近代化の条件はこの面積で8000万人。安倍首相は「9000万人死守」と言っているが、8000万人ぐらいまでは減るのではないか。1億人以上人口がいると原則、貧しくなってしまう。逆に言うと日本は貧しくならなかったのが不思議です。

――日本は人口減少を恐れるべきではない、と。

戦争をしようと思えば人口減少は恐れなければならないのですが、戦争をしない仕組みを作っておくほうが重要です。

現代は衣食住は満ち足りている時代。車が一家に1台あり、歩いて数分のところにコンビニがある。もうすぐ自動運転も実現する。日本で年収1000万円あればルイ16世並みの生活ができるという話もあるほどで、日本で1000万円を超える給与所得者は国税庁によれば2015年度で209万人(全給与取得者の4.3%)も存在します。

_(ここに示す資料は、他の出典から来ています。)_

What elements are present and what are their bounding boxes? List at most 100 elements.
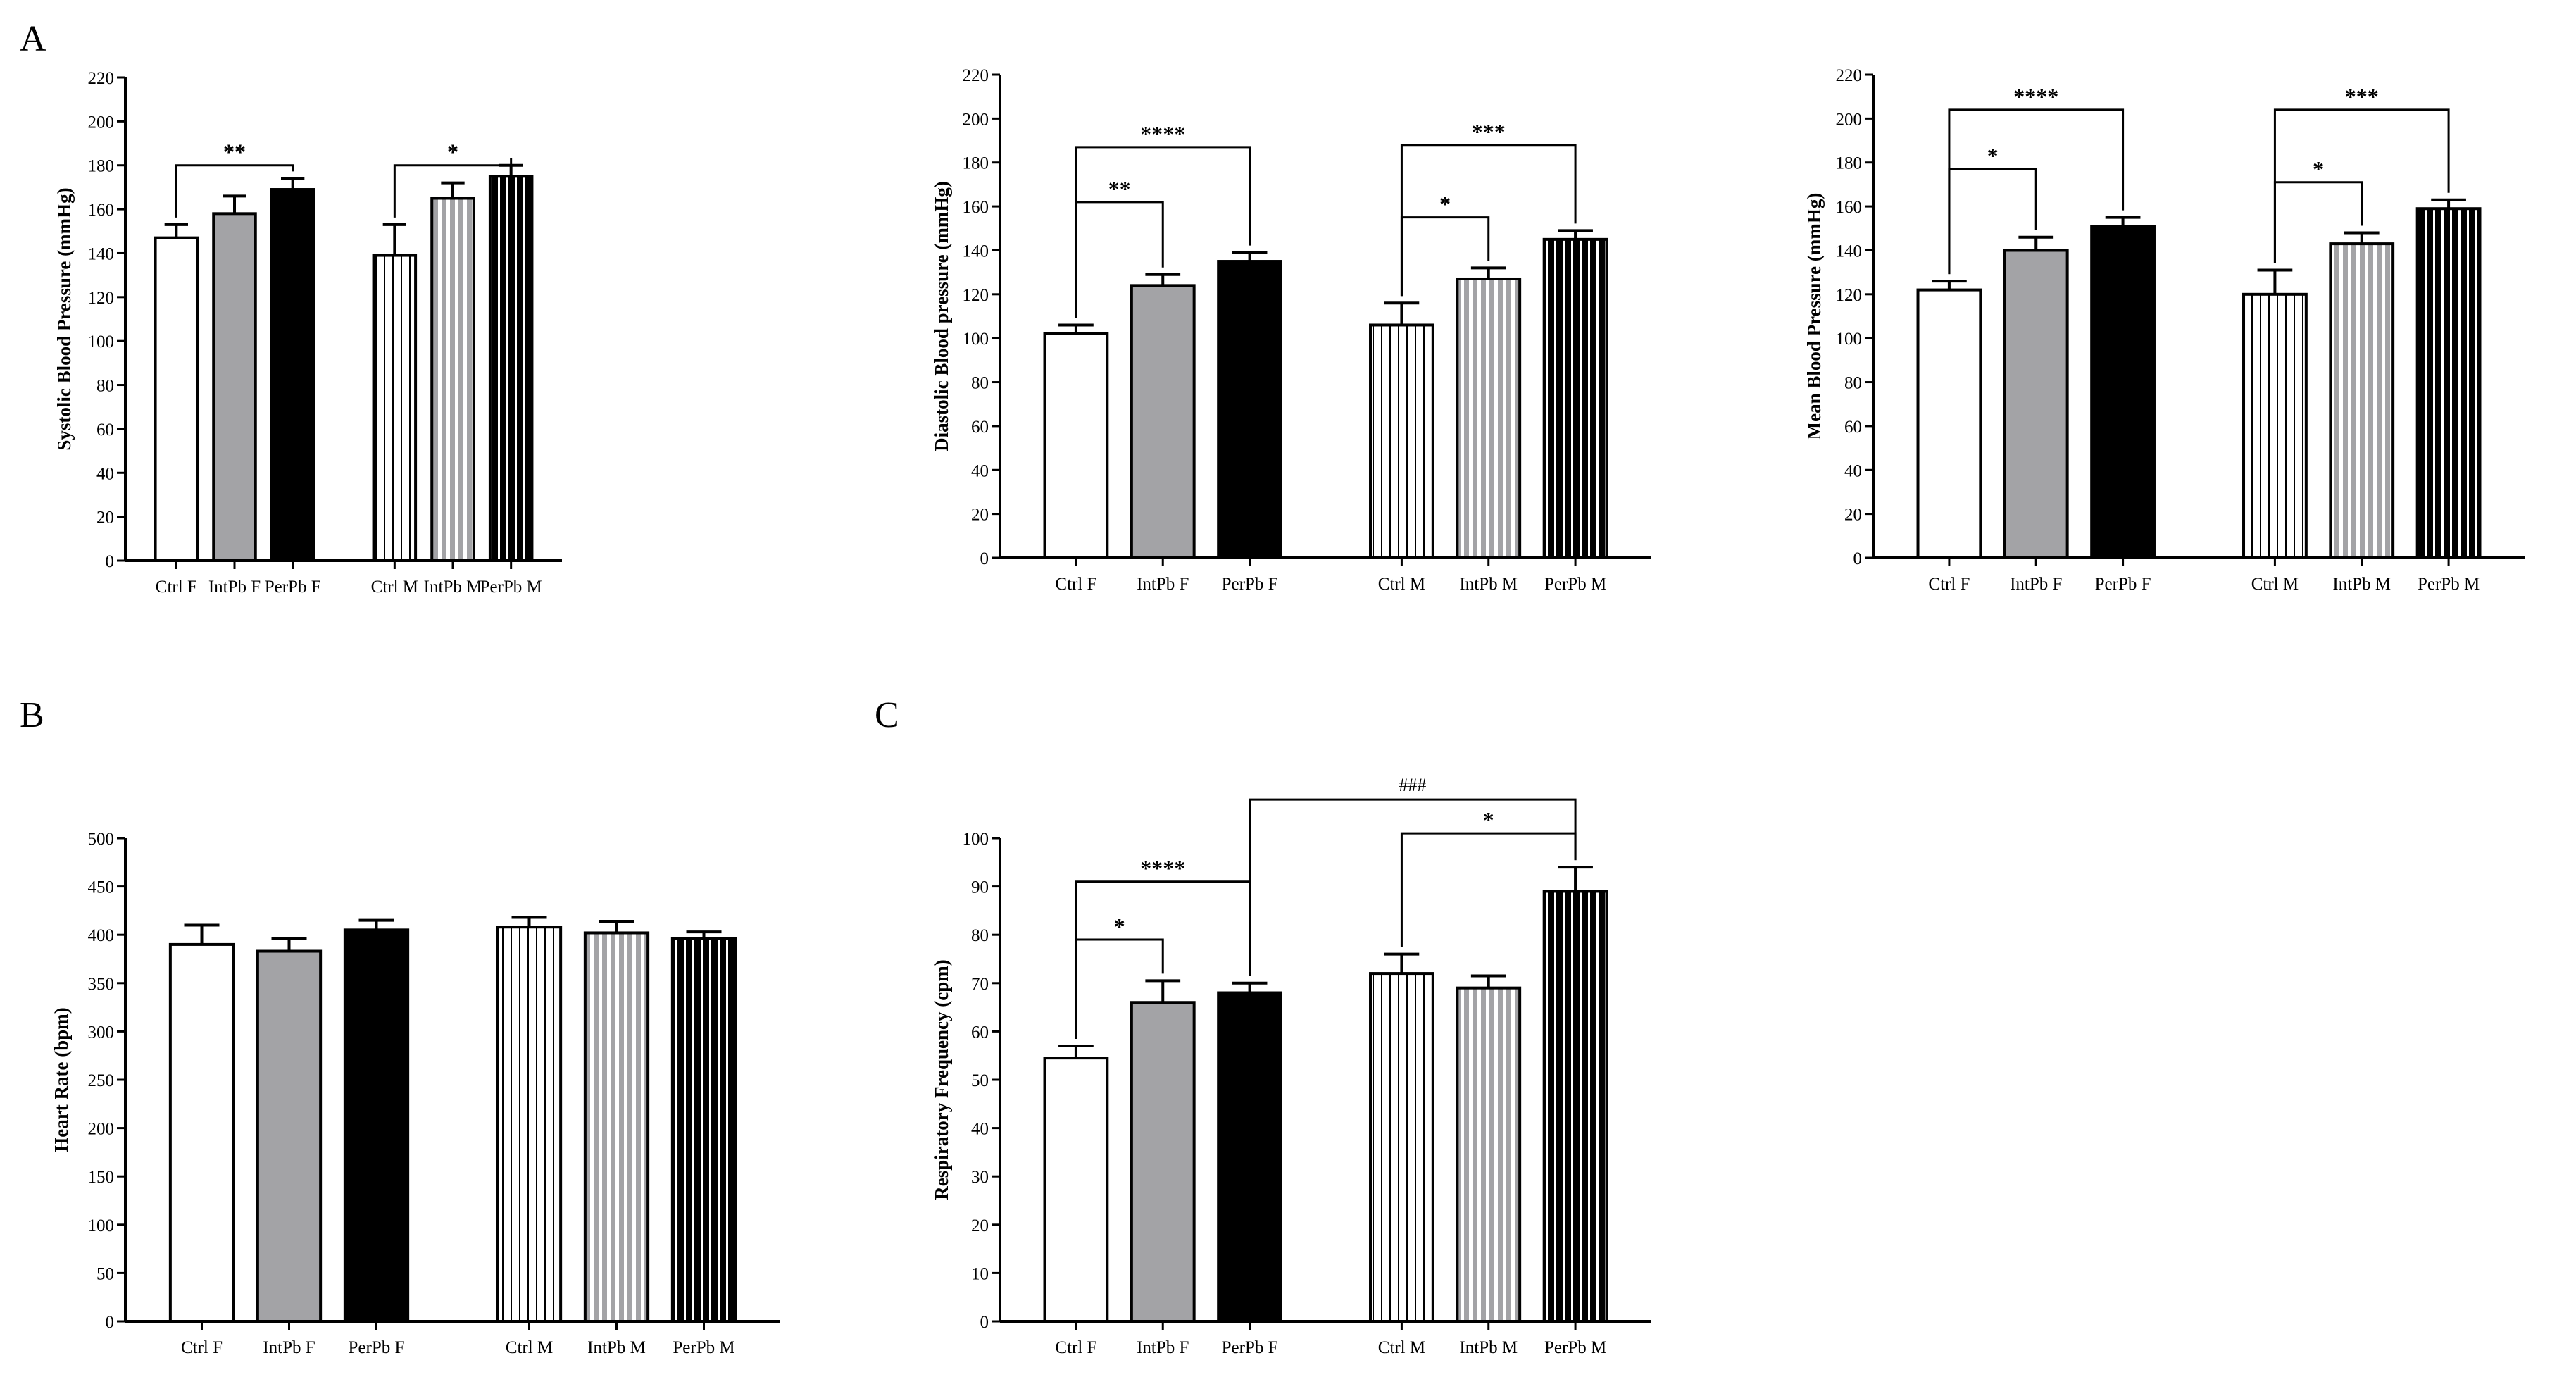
bar [1916, 288, 1982, 559]
bar [168, 942, 235, 1323]
y-axis-label: Heart Rate (bpm) [51, 1007, 72, 1152]
y-tick-label: 100 [88, 1216, 115, 1235]
y-tick-label: 60 [971, 418, 989, 437]
significance-bracket [1075, 146, 1251, 318]
bar [1369, 972, 1434, 1323]
y-axis-label: Mean Blood Pressure (mmHg) [1803, 193, 1825, 440]
bar [1217, 260, 1282, 559]
y-tick-label: 180 [963, 154, 989, 173]
significance-label: ** [223, 139, 246, 165]
bar [430, 197, 475, 562]
y-tick-label: 20 [1844, 506, 1862, 525]
y-tick-label: 20 [96, 509, 114, 528]
significance-label: **** [2013, 84, 2058, 109]
x-tick-label: IntPb F [1137, 575, 1189, 594]
y-tick-label: 200 [88, 113, 115, 132]
bar [488, 175, 534, 562]
bar [496, 926, 563, 1323]
y-tick-label: 40 [971, 461, 989, 480]
panel-label-a: A [20, 19, 46, 59]
y-tick-label: 50 [96, 1264, 114, 1283]
bar [2003, 249, 2069, 559]
chart-heart-rate: 0 50 100 150 200 250 300 350 400 450 500 Heart Rate… [51, 830, 780, 1357]
significance-label: * [1987, 143, 1999, 168]
x-tick-label: Ctrl F [156, 578, 197, 597]
y-tick-label: 80 [971, 926, 989, 945]
x-tick-label: PerPb M [1544, 575, 1606, 594]
y-tick-label: 0 [106, 552, 115, 571]
y-tick-label: 0 [1853, 549, 1863, 568]
y-tick-label: 0 [106, 1313, 115, 1332]
x-tick-label: Ctrl F [181, 1338, 223, 1357]
bar [670, 937, 737, 1323]
x-tick-label: IntPb M [1459, 1338, 1518, 1357]
chart-mean: 0 20 40 60 80 100 120 140 160 180 200 220 Mean Blood… [1803, 66, 2525, 594]
panel-label-c: C [875, 695, 899, 735]
significance-bracket [1948, 108, 2125, 275]
x-tick-label: Ctrl M [371, 578, 418, 597]
x-tick-label: Ctrl F [1055, 1338, 1096, 1357]
significance-bracket [393, 158, 513, 218]
y-tick-label: 60 [971, 1023, 989, 1042]
x-tick-label: PerPb F [349, 1338, 405, 1357]
y-tick-label: 160 [963, 198, 989, 217]
bar [2415, 207, 2482, 559]
x-tick-label: Ctrl F [1055, 575, 1096, 594]
x-tick-label: IntPb M [587, 1338, 646, 1357]
y-tick-label: 30 [971, 1168, 989, 1187]
y-tick-label: 160 [88, 201, 115, 220]
bar [1369, 323, 1434, 559]
x-tick-label: IntPb F [208, 578, 261, 597]
bar [270, 188, 315, 562]
y-tick-label: 200 [1836, 110, 1863, 129]
significance-label: * [2313, 156, 2324, 182]
bar [343, 928, 410, 1323]
significance-label: * [1483, 807, 1494, 833]
panel-label-b: B [20, 695, 44, 735]
bar [1542, 890, 1608, 1323]
y-tick-label: 160 [1836, 198, 1863, 217]
chart-systolic: 0 20 40 60 80 100 120 140 160 180 200 220 Systolic B… [54, 69, 562, 597]
bar [1043, 1057, 1109, 1323]
x-tick-label: IntPb F [1137, 1338, 1189, 1357]
bar [1456, 986, 1522, 1323]
x-tick-label: Ctrl M [506, 1338, 553, 1357]
y-tick-label: 100 [88, 332, 115, 351]
x-tick-label: IntPb M [424, 578, 482, 597]
bar [583, 931, 650, 1323]
x-tick-label: PerPb M [2418, 575, 2480, 594]
x-tick-label: Ctrl M [1378, 1338, 1425, 1357]
y-tick-label: 140 [1836, 242, 1863, 261]
y-tick-label: 40 [1844, 461, 1862, 480]
y-tick-label: 60 [1844, 418, 1862, 437]
bar [2242, 292, 2308, 559]
significance-label: **** [1140, 121, 1185, 147]
y-axis-label: Diastolic Blood pressure (mmHg) [931, 181, 952, 451]
x-tick-label: PerPb M [673, 1338, 734, 1357]
y-axis-label: Systolic Blood Pressure (mmHg) [54, 187, 75, 450]
x-tick-label: PerPb F [1222, 575, 1278, 594]
y-tick-label: 80 [1844, 374, 1862, 393]
bar [1130, 1001, 1196, 1323]
x-tick-label: PerPb F [2095, 575, 2151, 594]
y-tick-label: 150 [88, 1168, 115, 1187]
x-tick-label: Ctrl M [2251, 575, 2299, 594]
bar [372, 254, 418, 562]
y-tick-label: 120 [88, 289, 115, 308]
chart-diastolic: 0 20 40 60 80 100 120 140 160 180 200 220 Diastolic … [931, 66, 1651, 594]
significance-bracket [2273, 108, 2450, 263]
significance-label: * [447, 139, 458, 165]
x-tick-label: PerPb F [265, 578, 321, 597]
y-tick-label: 140 [963, 242, 989, 261]
significance-bracket [1400, 144, 1577, 297]
x-tick-label: PerPb M [480, 578, 542, 597]
y-tick-label: 180 [1836, 154, 1863, 173]
y-tick-label: 100 [963, 330, 989, 349]
significance-label: **** [1140, 856, 1185, 881]
y-tick-label: 120 [1836, 286, 1863, 305]
x-tick-label: IntPb M [1459, 575, 1518, 594]
significance-label: * [1114, 914, 1125, 939]
y-tick-label: 60 [96, 420, 114, 440]
significance-label: *** [2345, 84, 2379, 109]
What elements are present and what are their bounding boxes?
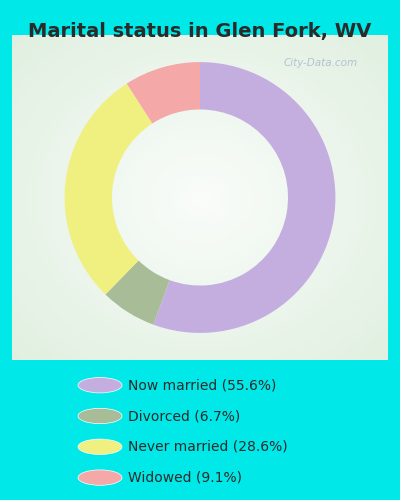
- Circle shape: [78, 470, 122, 486]
- Circle shape: [78, 439, 122, 454]
- Circle shape: [78, 408, 122, 424]
- Wedge shape: [64, 84, 152, 294]
- Wedge shape: [153, 62, 336, 333]
- Text: Never married (28.6%): Never married (28.6%): [128, 440, 288, 454]
- Wedge shape: [127, 62, 200, 124]
- Text: Divorced (6.7%): Divorced (6.7%): [128, 409, 240, 423]
- Text: City-Data.com: City-Data.com: [284, 58, 358, 68]
- Text: Widowed (9.1%): Widowed (9.1%): [128, 470, 242, 484]
- Text: Now married (55.6%): Now married (55.6%): [128, 378, 276, 392]
- Text: Marital status in Glen Fork, WV: Marital status in Glen Fork, WV: [28, 22, 372, 42]
- Circle shape: [78, 378, 122, 393]
- Wedge shape: [106, 260, 170, 324]
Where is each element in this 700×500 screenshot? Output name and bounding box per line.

絶対君主制の時代は上位1%だけが豊かになることを許される社会でした。ところが市民革命が起きて国民が主権者になった。これは、つまり、すべての人がルイ16世並みの贅沢をしたいと公言できる社会になったということです。

――「足るを知る」ことが重要に思えます。

例えばビル・ゲイツは9兆円の資産を持っていますが、彼はおそらくそれをもっと増やしたいと考えている。貨幣が権力の象徴になっているからです。ビル・ゲイツ本人に聞いたわけではないのですが、想像するに彼も内心は「(フェイスブックの)マーク・ザッカーバーグに抜かれたらどうしようか」と思っているはず。追い込まれているんです。

――日本は「強欲」なグーグルやアマゾンに攻め込まれるばかりにもなっています。

それは現在の日米の力関係を反映している鏡です。アマゾンの日本法人はあの強力な財務省に対して法人税支払いを拒否しています。アマゾンは日本法人は倉庫であり、営業活動をしていないと主張している。財務省が怠けているわけでなく、日米の力関係からそうなっているのです。